Ḥakīm or Hakeem (हकीम, , Gurmukhi: ਹਕੀਮ, Shahmukhi: ) is also used for practitioner of the Islamic medicine, those versed in indigenous system of medicines.

Ḥakīm was also used more generally during the Islamic Golden Age to refer to polymath scholars who were knowledgeable in religion, medicine, the sciences, and Islamic philosophy.
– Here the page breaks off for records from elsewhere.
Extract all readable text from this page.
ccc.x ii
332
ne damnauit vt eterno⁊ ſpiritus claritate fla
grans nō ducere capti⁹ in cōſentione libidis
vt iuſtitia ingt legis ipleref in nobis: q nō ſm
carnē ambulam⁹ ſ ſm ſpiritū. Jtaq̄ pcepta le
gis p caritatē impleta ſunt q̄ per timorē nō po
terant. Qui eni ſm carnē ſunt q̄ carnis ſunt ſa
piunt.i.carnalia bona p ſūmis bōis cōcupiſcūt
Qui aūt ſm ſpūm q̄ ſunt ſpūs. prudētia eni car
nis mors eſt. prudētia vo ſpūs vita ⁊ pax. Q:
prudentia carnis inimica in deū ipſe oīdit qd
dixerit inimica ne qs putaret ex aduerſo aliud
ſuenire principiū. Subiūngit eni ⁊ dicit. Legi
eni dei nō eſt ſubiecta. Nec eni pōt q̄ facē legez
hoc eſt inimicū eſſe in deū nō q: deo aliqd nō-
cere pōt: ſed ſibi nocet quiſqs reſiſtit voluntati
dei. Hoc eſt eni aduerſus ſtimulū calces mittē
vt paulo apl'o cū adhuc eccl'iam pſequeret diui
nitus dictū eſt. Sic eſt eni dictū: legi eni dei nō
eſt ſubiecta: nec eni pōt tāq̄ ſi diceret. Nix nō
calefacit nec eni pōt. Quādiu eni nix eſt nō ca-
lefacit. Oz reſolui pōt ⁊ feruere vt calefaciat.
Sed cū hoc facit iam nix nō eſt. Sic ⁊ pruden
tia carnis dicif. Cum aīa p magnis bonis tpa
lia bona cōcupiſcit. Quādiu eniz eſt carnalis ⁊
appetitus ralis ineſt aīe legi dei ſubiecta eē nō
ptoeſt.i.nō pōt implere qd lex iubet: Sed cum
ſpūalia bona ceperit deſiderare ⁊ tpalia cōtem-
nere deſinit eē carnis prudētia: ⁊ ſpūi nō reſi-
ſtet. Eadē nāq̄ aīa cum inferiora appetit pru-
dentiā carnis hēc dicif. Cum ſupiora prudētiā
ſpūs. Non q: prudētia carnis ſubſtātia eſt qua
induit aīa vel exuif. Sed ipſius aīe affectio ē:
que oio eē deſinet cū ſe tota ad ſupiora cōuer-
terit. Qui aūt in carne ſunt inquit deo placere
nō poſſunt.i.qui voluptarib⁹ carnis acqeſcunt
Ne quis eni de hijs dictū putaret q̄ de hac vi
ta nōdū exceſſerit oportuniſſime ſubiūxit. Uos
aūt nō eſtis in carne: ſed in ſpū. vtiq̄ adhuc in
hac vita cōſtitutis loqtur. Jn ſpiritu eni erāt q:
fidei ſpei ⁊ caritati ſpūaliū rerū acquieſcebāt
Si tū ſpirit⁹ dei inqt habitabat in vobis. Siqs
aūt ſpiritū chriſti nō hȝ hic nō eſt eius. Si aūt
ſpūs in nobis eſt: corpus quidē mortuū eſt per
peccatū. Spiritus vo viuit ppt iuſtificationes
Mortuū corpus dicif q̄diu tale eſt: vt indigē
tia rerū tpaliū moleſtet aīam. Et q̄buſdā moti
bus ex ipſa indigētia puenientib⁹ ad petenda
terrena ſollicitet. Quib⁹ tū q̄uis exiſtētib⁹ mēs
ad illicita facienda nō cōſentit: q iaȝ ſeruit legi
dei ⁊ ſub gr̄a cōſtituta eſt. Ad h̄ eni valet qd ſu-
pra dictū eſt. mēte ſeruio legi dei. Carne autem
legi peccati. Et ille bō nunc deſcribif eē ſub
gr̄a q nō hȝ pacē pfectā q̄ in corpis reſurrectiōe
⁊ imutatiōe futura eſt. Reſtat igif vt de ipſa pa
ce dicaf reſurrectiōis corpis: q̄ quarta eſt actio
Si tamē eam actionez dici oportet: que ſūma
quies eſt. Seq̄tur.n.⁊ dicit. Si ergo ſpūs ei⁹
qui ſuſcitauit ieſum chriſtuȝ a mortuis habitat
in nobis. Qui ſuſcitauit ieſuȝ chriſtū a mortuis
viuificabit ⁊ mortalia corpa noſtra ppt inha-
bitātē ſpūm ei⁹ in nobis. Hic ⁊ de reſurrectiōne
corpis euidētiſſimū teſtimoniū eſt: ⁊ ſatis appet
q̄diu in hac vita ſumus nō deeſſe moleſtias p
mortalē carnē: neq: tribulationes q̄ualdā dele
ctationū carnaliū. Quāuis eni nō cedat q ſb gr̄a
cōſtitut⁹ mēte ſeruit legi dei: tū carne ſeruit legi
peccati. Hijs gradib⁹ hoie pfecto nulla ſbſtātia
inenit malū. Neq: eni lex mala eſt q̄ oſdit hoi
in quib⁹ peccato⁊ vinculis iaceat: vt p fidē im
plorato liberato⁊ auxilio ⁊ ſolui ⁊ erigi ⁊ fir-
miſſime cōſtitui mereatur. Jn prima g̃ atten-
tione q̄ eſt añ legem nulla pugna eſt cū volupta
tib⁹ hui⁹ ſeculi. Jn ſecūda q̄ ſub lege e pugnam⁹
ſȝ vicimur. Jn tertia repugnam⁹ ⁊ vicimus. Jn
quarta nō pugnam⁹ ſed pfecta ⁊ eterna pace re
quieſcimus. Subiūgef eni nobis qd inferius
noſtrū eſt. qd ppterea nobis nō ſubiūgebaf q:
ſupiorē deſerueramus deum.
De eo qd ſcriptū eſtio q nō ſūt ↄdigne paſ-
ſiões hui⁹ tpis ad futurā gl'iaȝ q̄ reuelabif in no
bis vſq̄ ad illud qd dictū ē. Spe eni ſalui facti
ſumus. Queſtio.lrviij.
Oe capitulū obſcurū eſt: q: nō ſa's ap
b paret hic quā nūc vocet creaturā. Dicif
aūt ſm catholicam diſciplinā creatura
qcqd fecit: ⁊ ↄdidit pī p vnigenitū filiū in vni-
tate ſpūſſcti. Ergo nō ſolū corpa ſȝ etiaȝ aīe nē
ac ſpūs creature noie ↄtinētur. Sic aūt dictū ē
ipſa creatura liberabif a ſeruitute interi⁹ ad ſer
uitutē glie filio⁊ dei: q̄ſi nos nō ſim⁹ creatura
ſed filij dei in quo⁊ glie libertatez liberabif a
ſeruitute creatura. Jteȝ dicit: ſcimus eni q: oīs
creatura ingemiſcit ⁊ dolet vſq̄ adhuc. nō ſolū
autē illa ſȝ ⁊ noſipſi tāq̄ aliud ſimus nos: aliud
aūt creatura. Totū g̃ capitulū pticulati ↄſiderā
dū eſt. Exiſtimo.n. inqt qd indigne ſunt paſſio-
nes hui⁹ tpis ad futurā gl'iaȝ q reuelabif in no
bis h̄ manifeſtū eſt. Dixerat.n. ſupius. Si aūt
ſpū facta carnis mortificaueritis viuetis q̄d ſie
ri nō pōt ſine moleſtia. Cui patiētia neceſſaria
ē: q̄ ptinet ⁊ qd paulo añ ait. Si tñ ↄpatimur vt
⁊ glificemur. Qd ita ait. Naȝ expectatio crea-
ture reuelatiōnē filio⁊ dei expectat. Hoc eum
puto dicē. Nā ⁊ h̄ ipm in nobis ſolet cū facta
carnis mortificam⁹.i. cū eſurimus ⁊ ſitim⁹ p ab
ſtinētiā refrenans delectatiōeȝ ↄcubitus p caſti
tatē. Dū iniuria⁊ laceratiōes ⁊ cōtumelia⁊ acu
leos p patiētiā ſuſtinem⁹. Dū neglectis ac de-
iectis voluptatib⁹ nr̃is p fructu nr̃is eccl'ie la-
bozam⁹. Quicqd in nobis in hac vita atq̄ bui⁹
Some examples of Ḥakīm are:

- Avicenna
- Omar Khayyam

===Uses===
- In old Abyssinia or Ethiopia, Hakim usually meant a learned person, usually a physician. Hence a Hakim-Bejt was a doctor's house or hospital.
- In Bangladesh, India and Pakistan, Hakim or Hakeem denotes a Muslim herbal medicine practitioner, specially of Unani medicine.
- In Turkey, hekim denotes a physician, while hakim can be used for a very wise person or philosopher. (See also the use of the homonymous word hakim for a judge, mentioned below.)

==Ḥākim (حاكم)==
Ḥākim (alternative transcription Hakem) means a ruler, governor or judge. As with many titles, it also occurs as a part of the names of many individuals.

===In Arab countries===
- In Lebanon, the full title of the Emirs under Ottoman (and a while Egyptian) sovereignty was al-Amir al-Hakim (الأمير الحكيم), 1516–1842
- In three future Persian Gulf emirates, the first monarchic style was hakim:
  - Since 1783 when the conquering al-Khalifah lineage settles on Bahrain to 16 August 1971, its style was Hakim al-Bahrayn (حكيم البحرين, 'Ruler of Bahrain'), then Amir Dawlat al-Bahrayn (أمير دولة البحرين, 'Emir of the State of Bahrain'); since 14 February 2002, they have been styled Malik al-Bahrayn (ملك البحرين, 'King of Bahrain').
  - In Kuwait, since its 1752 founding, the ruling Al Sabah dynasty's style was Hakim al-Kuwayt (حكيم الكويت, 'Ruler of Kuwait'), from 1871 also Kaymakam (قایمقام): district administrator, while recognizing the sovereignty of the Ottoman Empire (as kazan [district] of Baghdad and from 1875 Basra Vilayet (ولایت, seats of the governors, styled Wali, in Iraq) until 3 November 1914, then under British protectorate) until independence on 19 June 1961. Since then the style has officially been Amir ad-Dawlat al-Kuwayt (أمير الدولة الكويت, 'Emir of the State of Kuwait');
  - Since on Muhammad ibn Thani's 12 September 1868 treaty with the British, effectively establishing Qatar (previously considered to be a dependency of Bahrain) as an independent State (limited to Doha and Wakrah, only later expanded to the entire peninsula), his al-Thani dynasty's style was Hakim Qatar (حكيم قطر, 'Ruler of Qatar'). From 1871, they were also styked Kaymakam, Ottoman district administrator, as with Kuwait above, until 3 November 1916, thereafter under British protectorate. Since independence from Britain on 3 September 1971, the style has been Amir Dawlat Qatar (أمير دولة قطر, 'Emir of the State of Qatar').
- In Libya, Hakim was the 1946 – 12 February 1950 style of the "ruler" of the former sultanate of Fezzan (فزان) during the UN administration (in practice by France, with its own concurrent military governor); the only incumbent, Ahmad Sayf an-Nasr (born c. 1876, died 1954), stayed on as regional wali (governor; in French Chef du territoire 'head of the territory') in the united Libyan kingdom until 24 December 1951, with a French Resident at his side, and then, without such French shadow, as first royal governor (until 1954).
- In Yemen until 1902 (changed to Sultan) the rulers of the Quaiti State of Shir and Mukalla, ash-Shihr Wa´l Mukalla, as before the 10 November 1881 merger with the Naqib of Mukalla's state it has been the princely style of ash-Shihr since independence from the Ottomans in 1866.

===Elsewhere===
- In the Makran region of Sistan and Baluchestan Province in Iran, hakom refers to sardars and khans in the traditional Baluchi government.
- In Indonesia, Malaysia and Turkey, hakim denotes a judge.
- In Nepal, a Bada Hakim was in charge of a district of the realm.
- In the Emirate of Bukhara, hakem was the title of a governor.
- In Nigeria, the Sokoto Caliphate is ceremonially governed by hakimai (sing. "hakimi"), chiefs that are answerable to the Sultan of Sokoto and the Emirs of the realm.
- In Uzbekistan, the term hokim is used to describe a governor or mayor of a region.
- In Kazakhstan, the term äkim is used to describe local-level mayors or governors of regions within the country.

===Furthermore===
As with many titles, the word also occurs in many personal names, without any noble or political significance.